Despite political tensions, a dense crowd of 100,000 people marched in Paris

In the presence of a large part of the political class, but without the head of state or the radical left opposition, many French people wanted to send a clear signal against anti-Semitism on Sunday. More than 100,000 people marched in Paris and tens of thousands more across France for the “grand march”.

“For the Republic, against anti-Semitism”: behind this slogan, the head of the procession set off from the square in front of the National Assembly before stopping several times to sing the Marseillaise. Few signs or banners, but the tricolor flags were out.

Gérard Larcher advocates a “citizen surge”

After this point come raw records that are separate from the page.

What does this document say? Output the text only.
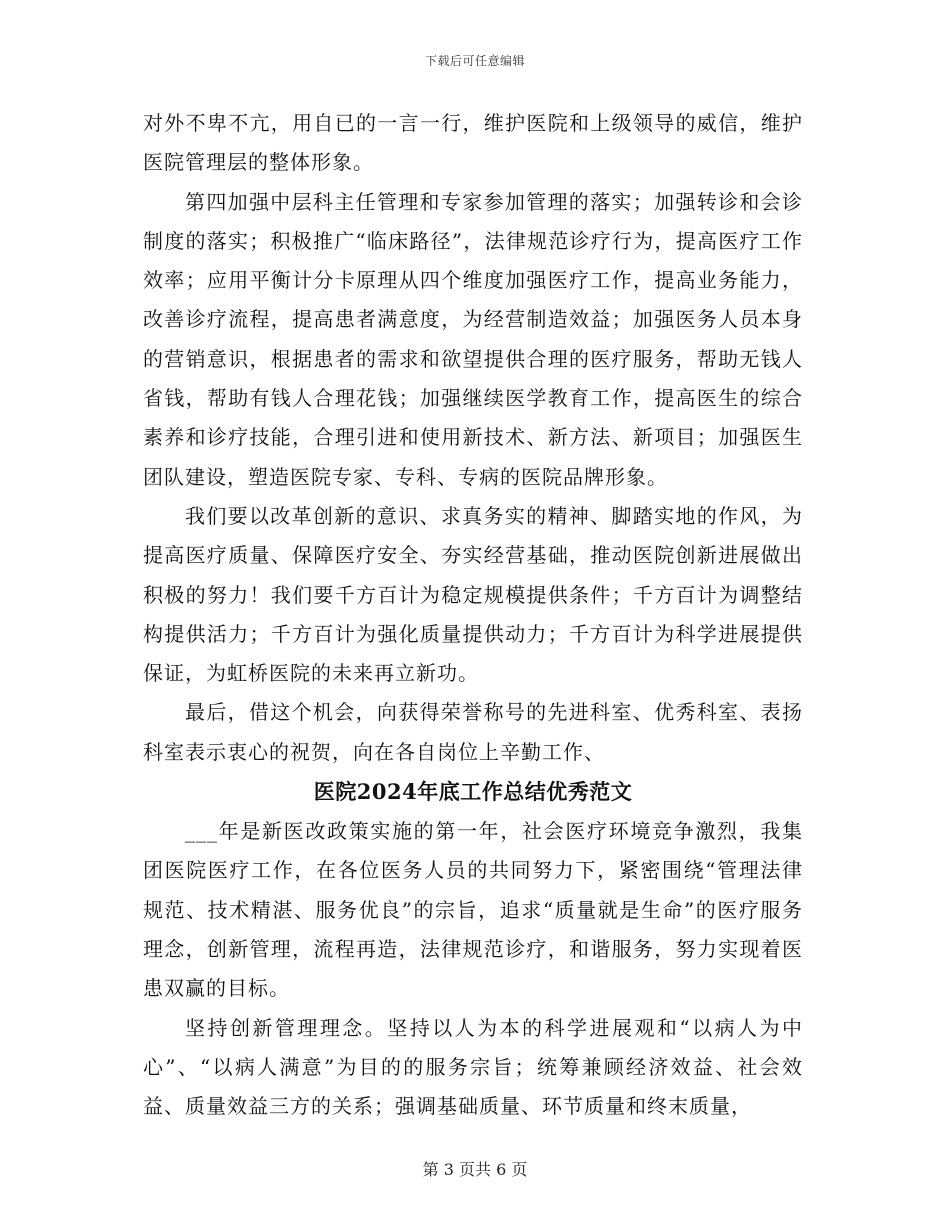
下载后可任意编辑

对外不卑不亢，用自已的一言一行，维护医院和上级领导的威信，维护医院管理层的整体形象。

第四加强中层科主任管理和专家参加管理的落实；加强转诊和会诊制度的落实；积极推广“临床路径”，法律规范诊疗行为，提高医疗工作效率；应用平衡计分卡原理从四个维度加强医疗工作，提高业务能力，改善诊疗流程，提高患者满意度，为经营制造效益；加强医务人员本身的营销意识，根据患者的需求和欲望提供合理的医疗服务，帮助无钱人省钱，帮助有钱人合理花钱；加强继续医学教育工作，提高医生的综合素养和诊疗技能，合理引进和使用新技术、新方法、新项目；加强医生团队建设，塑造医院专家、专科、专病的医院品牌形象。

我们要以改革创新的意识、求真务实的精神、脚踏实地的作风，为提高医疗质量、保障医疗安全、夯实经营基础，推动医院创新进展做出积极的努力！我们要千方百计为稳定规模提供条件；千方百计为调整结构提供活力；千方百计为强化质量提供动力；千方百计为科学进展提供保证，为虹桥医院的未来再立新功。

最后，借这个机会，向获得荣誉称号的先进科室、优秀科室、表扬科室表示衷心的祝贺，向在各自岗位上辛勤工作、

医院2024年底工作总结优秀范文

___年是新医改政策实施的第一年，社会医疗环境竞争激烈，我集团医院医疗工作，在各位医务人员的共同努力下，紧密围绕“管理法律规范、技术精湛、服务优良”的宗旨，追求“质量就是生命”的医疗服务理念，创新管理，流程再造，法律规范诊疗，和谐服务，努力实现着医患双赢的目标。

坚持创新管理理念。坚持以人为本的科学进展观和“以病人为中心”、“以病人满意”为目的的服务宗旨；统筹兼顾经济效益、社会效益、质量效益三方的关系；强调基础质量、环节质量和终末质量，

第 3 页共 6 页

The Esplanade des Invalides, the starting point of the march, remained filled with a compact crowd for a long time. There were precisely 105,000 demonstrators in Paris, according to the police, but also 7,500 in Marseille and 3,000 in Lyon and Strasbourg. In total, the Ministry of the Interior had 182,000 participants in more than 70 cities at the end of the day.

A square of political figures, first and foremost the two heads of Parliament, Yaël Braun-Pivet and Gérard Larcher, at the initiative of this march, as well as Prime Minister Elisabeth Borne, former presidents Nicolas Sarkozy and François Hollande, and the president of Crif Yonathan Arfi. “We are happy and reassured that the French responded,” said Yaël Braun-Pivet. “Our agenda is the Republic,” summed up his Senate counterpart, advocating a “citizen surge” in the face of the explosion in the number of acts hostile to Jews since the Hamas massacres in Israel on October 7 and the massive military response that followed.

This increase is one of the signs of a feared importation of the conflict. It is a cause for which “everyone should feel concerned”, judged the Chief Rabbi of France Haïm Korsia, regretting that the subject had turned into political fistfighting, “a shame”.

The unexpected support of Edouard Philippe for the RN

“Postures have no place” in this demonstration, Elisabeth Borne warned on Sunday morning, targeting both LFI whose “absence speaks for itself”, and the National Rally whose “presence does not deceive no one.” “We are exactly where we need to be,” retorted Marine Le Pen a few hours later from Les Invalides, castigating the “petty politicking” of her detractors who have for several days been emphasizing the anti-Semitic past of her party.

She also received unexpected support from Edouard Philippe, who, while fighting the RN, does not “sort out the goodwill who want to fight against anti-Semitism”. The presence of the RN was, however, a source of some tension in the parade. A group of left-wing Jewish activists briefly tried to oppose his participation at the start of the demonstration.

Greens, PS and PCF united without LFI

The left-wing parties Europe Ecologie-Les Verts, PS and PCF have chosen to display themselves behind a common banner “against anti-Semitism and all the perpetrators of hatred and racism” in a “republican cordon” approach in the face of the far right, who marched at the back of the procession.

Emmanuel Macron decided not to parade. The president addressed the French on Saturday evening, through a letter in the newspaper The Parisian. He deplored “the unbearable resurgence of unbridled anti-Semitism”. “A France where our Jewish fellow citizens are afraid is not France,” he wrote, launching an appeal for the unity of the country behind “its universalism”. But rebellious France was missing. The radical left party, accused of ambivalence on anti-Semitism, boycotted the demonstration due to the presence of the RN. Jean-Luc Mélenchon affirmed at the end of the day that the organizers had “failed to reproduce the general mobilizations of the past”.

Muslim leaders were also divided, with several organizations deploring that the call to demonstrate did not include “not a word on Islamophobia” and pointing out “the confusions” between Islam and anti-Semitism.